Tutorial 99. Pushing Data to OpenSearch#

Danger

The tutorial is not ready yet/ fully working. There are still some parsing errors that could not be resovled via the command line.

Scenario This tutorial explores the scenario where you have a list of urls for which you aim to build an opensearch index for (for further use).

We will conduct the following steps

  1. Create a list of ursl

  2. Create a command to filter the urls using owilix

  3. Createa a command to push the filter-results to an opensearch cluster using owilix

  4. run the command.

Prerequisits

The tutorial focuses on using command lines under Linux or Macosx. It also assumes that you have installed owilix and that the tool is working.

OWILIX Site filtering#

owilix supports the use of a list of urls, provided as csv file, to query index shards.

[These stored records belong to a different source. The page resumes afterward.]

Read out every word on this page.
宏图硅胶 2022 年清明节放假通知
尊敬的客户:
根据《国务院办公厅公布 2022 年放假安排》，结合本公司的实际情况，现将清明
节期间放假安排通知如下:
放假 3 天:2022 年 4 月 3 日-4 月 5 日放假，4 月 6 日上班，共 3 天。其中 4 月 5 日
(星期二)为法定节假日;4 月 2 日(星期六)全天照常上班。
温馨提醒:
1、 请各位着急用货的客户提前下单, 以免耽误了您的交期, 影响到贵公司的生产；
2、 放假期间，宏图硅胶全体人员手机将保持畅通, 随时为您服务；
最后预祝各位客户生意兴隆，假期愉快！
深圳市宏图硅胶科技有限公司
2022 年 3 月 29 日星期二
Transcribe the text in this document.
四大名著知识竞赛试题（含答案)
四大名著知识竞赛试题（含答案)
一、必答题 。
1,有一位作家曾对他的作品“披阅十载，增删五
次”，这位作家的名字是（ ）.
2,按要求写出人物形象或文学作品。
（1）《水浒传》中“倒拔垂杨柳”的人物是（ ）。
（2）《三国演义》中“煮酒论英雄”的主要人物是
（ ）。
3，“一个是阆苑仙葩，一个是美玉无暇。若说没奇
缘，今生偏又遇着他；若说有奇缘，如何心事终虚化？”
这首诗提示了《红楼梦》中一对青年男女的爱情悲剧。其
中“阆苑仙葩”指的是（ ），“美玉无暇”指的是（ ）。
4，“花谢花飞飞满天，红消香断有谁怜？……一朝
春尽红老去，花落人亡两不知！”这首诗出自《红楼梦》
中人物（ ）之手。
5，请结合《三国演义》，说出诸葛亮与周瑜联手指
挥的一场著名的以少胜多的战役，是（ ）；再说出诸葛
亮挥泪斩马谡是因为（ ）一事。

First, we create a list of urls, i.e. lets call it url-list.csv

uni-passau.de
www.opensearchfoundation.org
https://www.blogger.com/blog

The url-list will be parsed using the url-normalize packages and decomposed into scheme, sub-domains, domains, url-suffix, path. We then match these elements to the corresponding fields in the parquet index.

To see whether it is working, you can simply use

owilix query sites --remote all:latest#20/collectionName=main "files=**/language=eng/*.parquet" "select=url,title,curlielabels_en" urls_file=url-list.csv

The command will return text and fields of the index comparable to the less command.

Note

Note that owilix querying is done on a file basis. The index shard files are accessed via the network similar to local files, which can be slow and subject to network errors. Consequently, query process first collect the number of files selected (via selector and the optional files parameter) and then conduct the query over those files. So the more files you select, the longer it will take.

Storing filtered results as json#

Working with text is good for manual inspection, but not suitable for further processing. Thus, the sites sub-command also allows for exporting the data as jsonl (a json entry per line).

> owilix query sites --remote all:latest#20/collectionName=main "files=**/language=eng/*.parquet" "select=url,title,curlielabels_en" urls_file=url-list.csv as_json=True json_file=url-list-result.json
Found 4 unique sites to query: [{'url_scheme': 'https', 'url_subdomain': 'www', 'url_domain': 'blogger', 'url_suffix': 'com', 'url_path': '/blog'}, {'url_scheme': 'https', 'url_subdomain': '', 'url_domain': 'com', 'url_suffix': '', 'url_path': '/'},
{'url_scheme': 'https', 'url_subdomain': 'www', 'url_domain': 'opensearchfoundation', 'url_suffix': 'org', 'url_path': '/'}, {'url_scheme': 'https', 'url_subdomain': '', 'url_domain': 'uni-passau', 'url_suffix': 'de', 'url_path': '/'}]
Fetching remote datasets for specifier up:2025-01-31#30/collectionName=main
Found 31 remote datasets
Fetching dataset files  ━━━━━━━━━━━━━━━━━━━━━━━━━━━━━━━━━━━━━━━━ 100% 0:00:00 fadda79e-d664-11ef-a926-0242ac150006/OWI-Open Web Index-main.owi@it4i-2025-01-18:2025-01-18
Found '22361' parquet files in 1 filesystems. Running site query.

The results would be stored in the jsonl file specified.

Indexing Dataset Shards#

Indexing dataset shards now combines the owilix plugin with the owilix query capability. We basically make a less on the data (i.e. listing datasets) with a specific query. The output is then piped into the owilix opensearch plugin.

owilix query less --remote it4i:latest "select=url,id,title" as_json=True | owilix plugin owilix.plugins.push.opensearch.OpenSearchIndexer index owilix_test

The above command would pipe the url, id and title into an opensearch instance defined via the environment variables.

Shell Script#

In the scripts folder in the owilixsource code you can find the shell script ours_index.sh which we use to have a simple title based search engine in the Openwebindex Dashboard. You can take it as inspiration for developing your own import scripts.